For a normal mix under normal situations, exceeding a few days as a useful potlife would not be advisable. Under some situations reinocculation with additional carbodiimide can be done. However, such reinoculation with polyisocyanate crosslinkers is not possible.
Higher performance multifunctional carbodiimides
High performance, multifunctional water-dispersible polycarbodiimides in solvent have become available and they find most current use in non-leather finishing markets. Some success has been achieved in the leather industry as a result of the higher degree of crosslinking which is what differentiates this product class from traditional or new water-borne polycarbodiimides. Whereas polyisocyanates are generally considered to outperform polycarbodiimides, the higher performance polycarbodiimides narrow that gap.

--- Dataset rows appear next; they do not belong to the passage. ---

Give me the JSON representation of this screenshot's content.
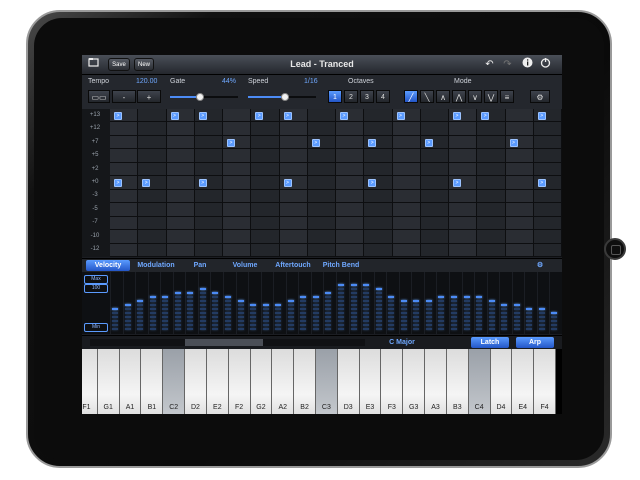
{
  "window": {
    "title": "Lead - Tranced"
  },
  "toolbar": {
    "save_label": "Save",
    "new_label": "New",
    "icons": [
      "folder-icon",
      "undo-icon",
      "redo-icon",
      "info-icon",
      "power-icon"
    ]
  },
  "controls": {
    "tempo_label": "Tempo",
    "tempo_value": "120.00",
    "gate_label": "Gate",
    "gate_value": "44%",
    "gate_fraction": 0.44,
    "speed_label": "Speed",
    "speed_value": "1/16",
    "speed_fraction": 0.55,
    "octaves_label": "Octaves",
    "octaves": [
      "1",
      "2",
      "3",
      "4"
    ],
    "octave_selected": "1",
    "mode_label": "Mode",
    "minus_label": "-",
    "plus_label": "+",
    "tap_label": "▭▭"
  },
  "grid": {
    "rows": [
      "+13",
      "+12",
      "+7",
      "+5",
      "+2",
      "+0",
      "-3",
      "-5",
      "-7",
      "-10",
      "-12"
    ],
    "note_symbol": ">"
  },
  "params": {
    "tabs": [
      "Velocity",
      "Modulation",
      "Pan",
      "Volume",
      "Aftertouch",
      "Pitch Bend"
    ],
    "active": "Velocity",
    "max_label": "Max",
    "val_label": "100",
    "min_label": "Min"
  },
  "velocity_levels": [
    0.45,
    0.5,
    0.55,
    0.6,
    0.65,
    0.7,
    0.72,
    0.74,
    0.7,
    0.62,
    0.55,
    0.5,
    0.48,
    0.5,
    0.55,
    0.6,
    0.66,
    0.72,
    0.8,
    0.84,
    0.82,
    0.74,
    0.65,
    0.58,
    0.55,
    0.58,
    0.62,
    0.66,
    0.64,
    0.6,
    0.56,
    0.52,
    0.48,
    0.44,
    0.4,
    0.38
  ],
  "keyboard_bar": {
    "scale": "C Major",
    "latch_label": "Latch",
    "arp_label": "Arp"
  },
  "keys": [
    "F1",
    "G1",
    "A1",
    "B1",
    "C2",
    "D2",
    "E2",
    "F2",
    "G2",
    "A2",
    "B2",
    "C3",
    "D3",
    "E3",
    "F3",
    "G3",
    "A3",
    "B3",
    "C4",
    "D4",
    "E4",
    "F4"
  ],
  "highlighted_keys": [
    "C2",
    "C3",
    "C4"
  ]
}
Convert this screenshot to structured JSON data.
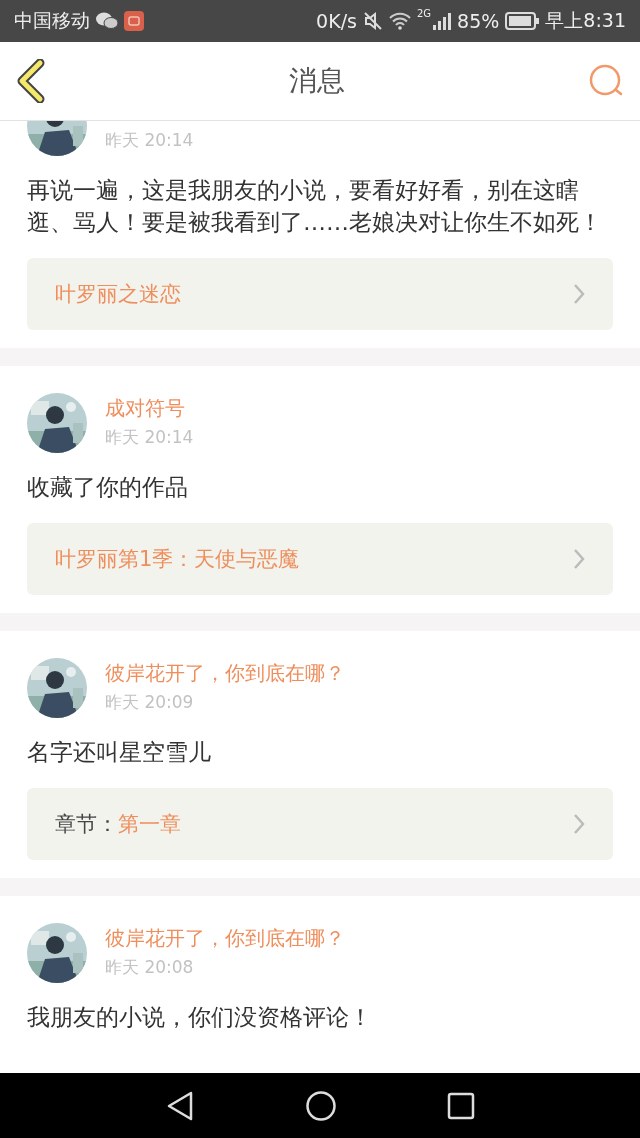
{
  "status_bar": {
    "carrier": "中国移动",
    "speed": "0K/s",
    "network": "2G",
    "battery": "85%",
    "time": "早上8:31"
  },
  "header": {
    "title": "消息"
  },
  "messages": [
    {
      "time": "昨天 20:14",
      "text": "再说一遍，这是我朋友的小说，要看好好看，别在这瞎逛、骂人！要是被我看到了……老娘决对让你生不如死！",
      "link": {
        "kind": "title",
        "value": "叶罗丽之迷恋"
      }
    },
    {
      "name": "成对符号",
      "time": "昨天 20:14",
      "text": "收藏了你的作品",
      "link": {
        "kind": "title",
        "value": "叶罗丽第1季：天使与恶魔"
      }
    },
    {
      "name": "彼岸花开了，你到底在哪？",
      "time": "昨天 20:09",
      "text": "名字还叫星空雪儿",
      "link": {
        "kind": "chapter",
        "label": "章节：",
        "value": "第一章"
      }
    },
    {
      "name": "彼岸花开了，你到底在哪？",
      "time": "昨天 20:08",
      "text": "我朋友的小说，你们没资格评论！"
    }
  ]
}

The future for polycarbodiimides
Polycarbodiimides are admittedly less aggressive crosslinkers than polyisocyanates but they have practical applications in leather finishing. In base coats, at a low level of 2 to 4%, they can be used to advantage.
Improved stacking as a result of less surface tack out of the dryer is one important benefit often cited. An additional benefit is that it lets the finisher build properties upward from the base coat rather than relying exclusively on heavy crosslinking of the top coat to achieve the desired wear properties.
It should be recognised that at a level of just 2 to 4%, in base coats only, or in base coats and as an adjunct in top coats to assist polyisocyanates, carbodiimides offer an economical way to achieve performance improvement.
One important advantage of aqueous polycarbodiimides is that, while they can be used in-line as is near to necessity with polyisocyanates, unlike polyisocyanates the long potlife recommends them for hotpotting.
For the future, new high performance multifunctional polycarbodiimides suitable for leather finishing are expected to elevate carbodiimide crosslinking to greater prominence.
Polycarbodiimide and polyisocyanate crosslinkers can be used together.
What are the advantages of doing so? There are thought to be two complementary reactions taking place when the two are used together. The high reactivity of the polycarbodiimide with carboxylic acid promotes an early cure, enhancing early development of the properties of the finish while the slower moisture-cure of the polyisocyanate creates a tighter, IPN-type of crosslink.